Vegetarian combination ($12) and Doro wot ($12)
The food is served in the traditional manner, in that a large platter is lined with injera bread and your choices dolloped on top. You eat from the outside in, tearing off small pieces and using them almost like tongs to pinch a mouthful of hearty stew, before popping the whole morsel in your mouth. From left to right, we have ater kik wot, a mild yellow split pea dal; atakilt wot, sautéed cabbage, cauliflower, and carrot; hot misir wot, spicy lentil stew cooked with berbere; shiro, chick pea flour cooked with berbere; mild misir wot, brown lentils cooked in gentle spices; and the star of the show - doro wat, chicken cooked to melting tenderness, in a sauce of berbere and onions, rendered unctuous through hours of long, slow cooking. The meat fell from the drumstick like soft, fat petals.

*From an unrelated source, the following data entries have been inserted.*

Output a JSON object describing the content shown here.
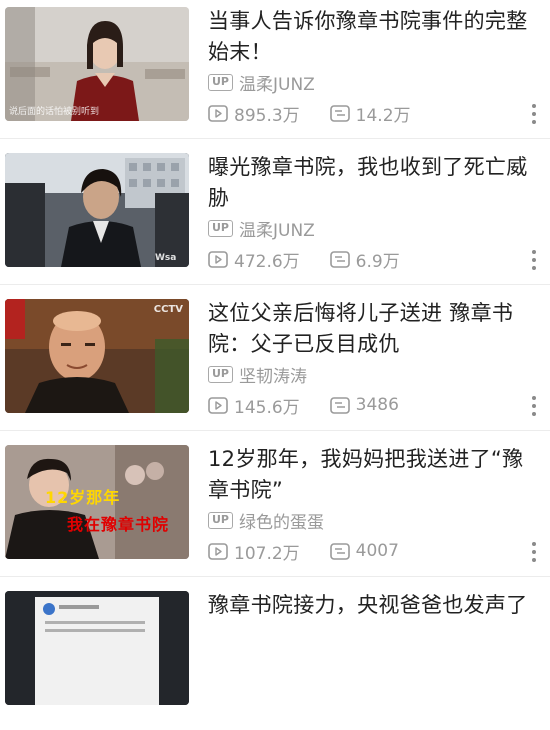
{
  "colors": {
    "meta_text": "#9a9a9a",
    "title_text": "#222222",
    "divider": "#ececec",
    "overlay_yellow": "#ffd700",
    "overlay_red": "#e00000"
  },
  "videos": [
    {
      "title": "当事人告诉你豫章书院事件的完整始末！",
      "up_badge": "UP",
      "uploader": "温柔JUNZ",
      "views": "895.3万",
      "danmaku": "14.2万",
      "thumb_caption": "说后面的话怕被别听到"
    },
    {
      "title": "曝光豫章书院，我也收到了死亡威胁",
      "up_badge": "UP",
      "uploader": "温柔JUNZ",
      "views": "472.6万",
      "danmaku": "6.9万",
      "thumb_caption": "Wsa"
    },
    {
      "title": "这位父亲后悔将儿子送进  豫章书院：父子已反目成仇",
      "up_badge": "UP",
      "uploader": "坚韧涛涛",
      "views": "145.6万",
      "danmaku": "3486",
      "thumb_caption": "CCTV"
    },
    {
      "title": "12岁那年，我妈妈把我送进了“豫章书院”",
      "up_badge": "UP",
      "uploader": "绿色的蛋蛋",
      "views": "107.2万",
      "danmaku": "4007",
      "thumb_caption_line1": "12岁那年",
      "thumb_caption_line2": "我在豫章书院"
    },
    {
      "title": "豫章书院接力，央视爸爸也发声了"
    }
  ]
}
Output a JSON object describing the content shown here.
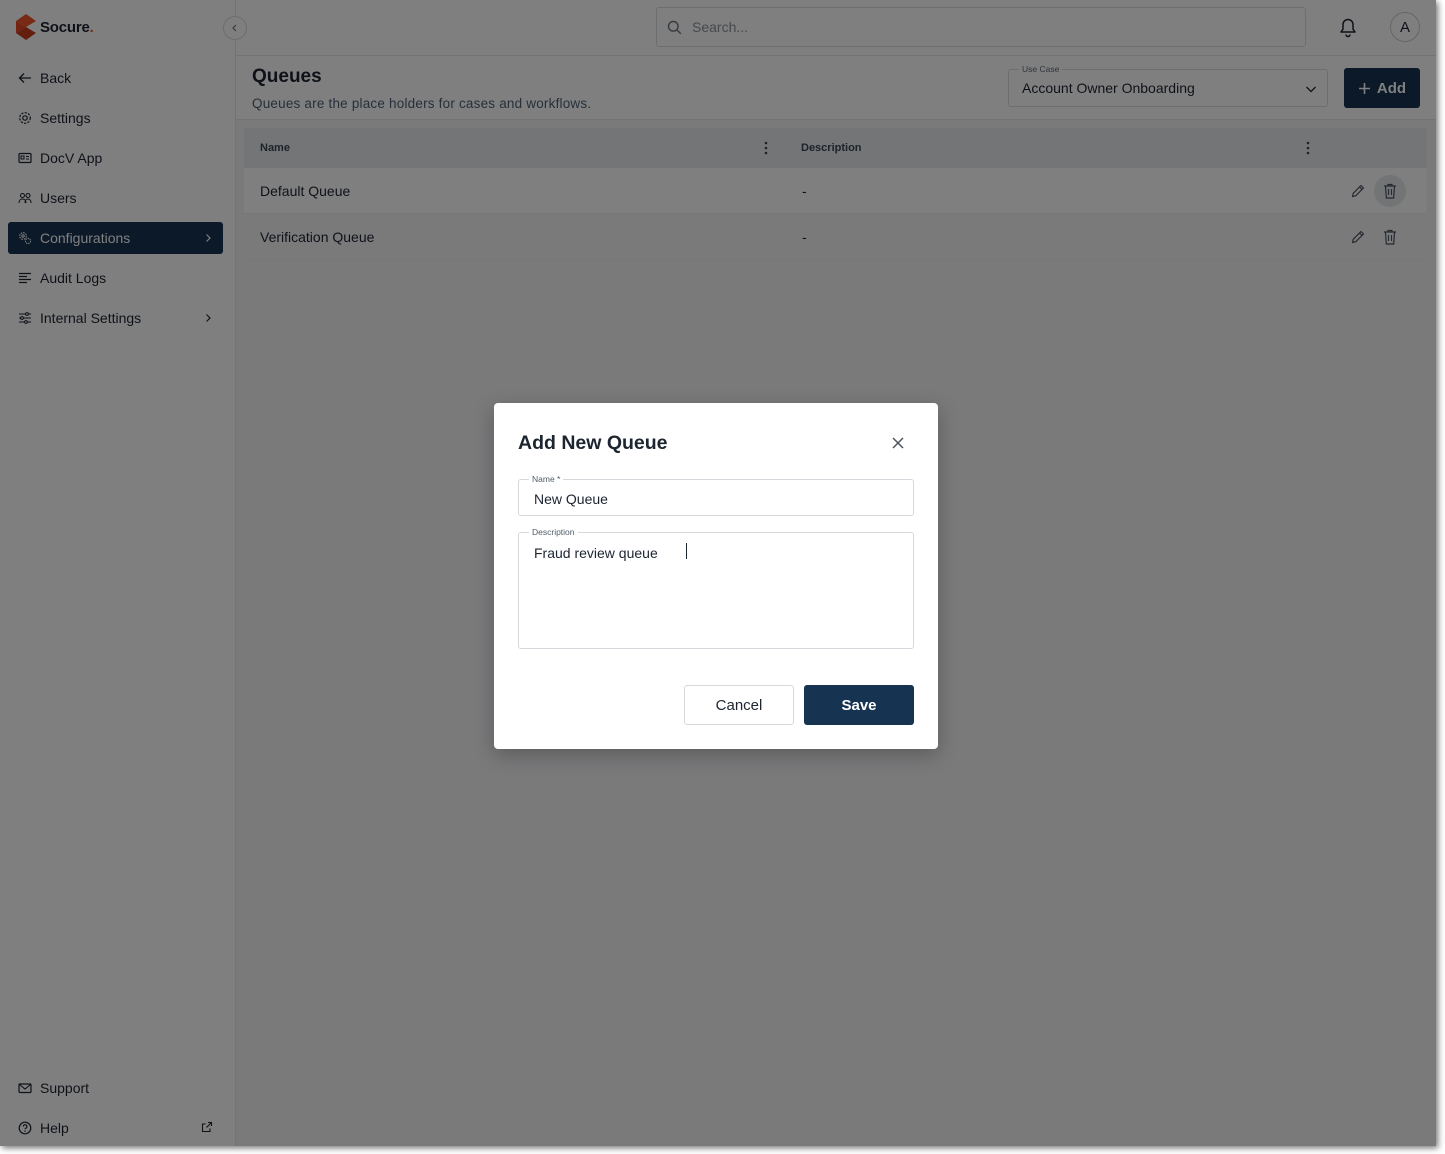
{
  "brand": {
    "name": "Socure",
    "dot": "."
  },
  "sidebar": {
    "items": [
      {
        "label": "Back",
        "icon": "arrow-left-icon"
      },
      {
        "label": "Settings",
        "icon": "gear-icon"
      },
      {
        "label": "DocV App",
        "icon": "id-card-icon"
      },
      {
        "label": "Users",
        "icon": "users-icon"
      },
      {
        "label": "Configurations",
        "icon": "gears-icon",
        "active": true
      },
      {
        "label": "Audit Logs",
        "icon": "list-lines-icon"
      },
      {
        "label": "Internal Settings",
        "icon": "sliders-icon"
      }
    ],
    "bottom": [
      {
        "label": "Support",
        "icon": "mail-icon"
      },
      {
        "label": "Help",
        "icon": "help-circle-icon"
      }
    ]
  },
  "topbar": {
    "search_placeholder": "Search...",
    "avatar_initial": "A"
  },
  "page": {
    "title": "Queues",
    "subtitle": "Queues are the place holders for cases and workflows.",
    "use_case_label": "Use Case",
    "use_case_value": "Account Owner Onboarding",
    "add_label": "Add"
  },
  "table": {
    "columns": [
      "Name",
      "Description"
    ],
    "rows": [
      {
        "name": "Default Queue",
        "description": "-"
      },
      {
        "name": "Verification Queue",
        "description": "-"
      }
    ]
  },
  "modal": {
    "title": "Add New Queue",
    "name_label": "Name *",
    "name_value": "New Queue",
    "description_label": "Description",
    "description_value": "Fraud review queue",
    "cancel_label": "Cancel",
    "save_label": "Save"
  },
  "colors": {
    "primary": "#163352",
    "brand_orange": "#f0552b",
    "overlay": "rgba(0,0,0,0.5)"
  }
}
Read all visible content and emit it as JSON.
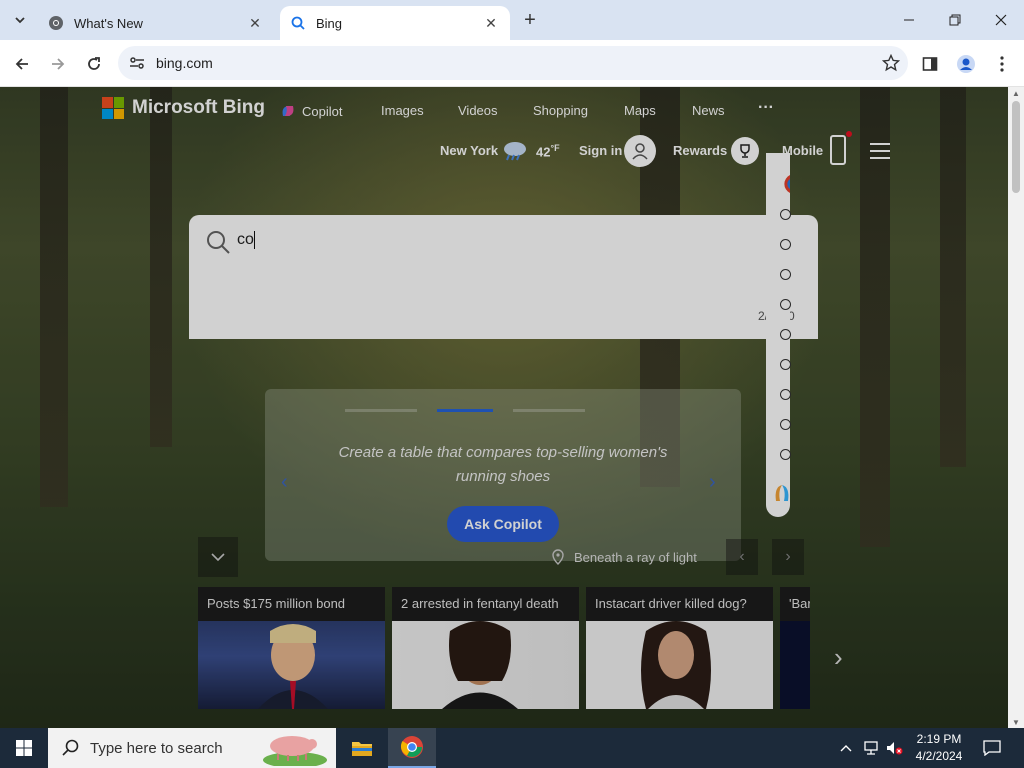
{
  "browser": {
    "tabs": [
      {
        "title": "What's New",
        "active": false
      },
      {
        "title": "Bing",
        "active": true
      }
    ],
    "url": "bing.com"
  },
  "bing": {
    "brand": "Microsoft Bing",
    "nav": [
      "Copilot",
      "Images",
      "Videos",
      "Shopping",
      "Maps",
      "News"
    ],
    "more": "···",
    "location": "New York",
    "temperature": "42",
    "temp_unit": "°F",
    "sign_in": "Sign in",
    "rewards": "Rewards",
    "mobile": "Mobile",
    "search_query": "co",
    "char_counter": "2/2000",
    "carousel": {
      "prompt": "Create a table that compares top-selling women's running shoes",
      "button": "Ask Copilot"
    },
    "image_location": "Beneath a ray of light",
    "news": [
      {
        "title": "Posts $175 million bond"
      },
      {
        "title": "2 arrested in fentanyl death"
      },
      {
        "title": "Instacart driver killed dog?"
      },
      {
        "title": "'Bar"
      }
    ]
  },
  "taskbar": {
    "search_placeholder": "Type here to search",
    "time": "2:19 PM",
    "date": "4/2/2024"
  },
  "colors": {
    "accent_blue": "#2a5bd6",
    "tab_strip": "#d9e3f2",
    "taskbar": "#1c2a3a"
  }
}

Each dish was delicious, the flavours discrete, and just the right amount of chilli to keep it interesting.
Have you ever gone out with a group of people - perhaps new colleagues or some sort of committee you are on - and there's that kind of uncomfortable rattling of the menus where you all wonder if you know each other well enough to say, "Hey, let's share a few things?" That's one lovely thing about Ethiopian food - it really encourages sharing. The great thing about Lalibela is that they are not shy about serving their food in the traditional manner on a communal platter. I do love food traditions where you share food in this way, both figuratively and literally. By necessity, you must sit closer together, and you develop a kind of subconscious harmony where your hands never collide over the same tasty morsel. When the meal ends, you have shared more than just food.
I just had to take a pic of this. This dais was carefully arranged with traditional instruments and coffee ceremony implements - a little shrine to the home country. Yet from above, a Western Bulldogs souvenir poster looks on. You just know you're in Footscray, on so many levels.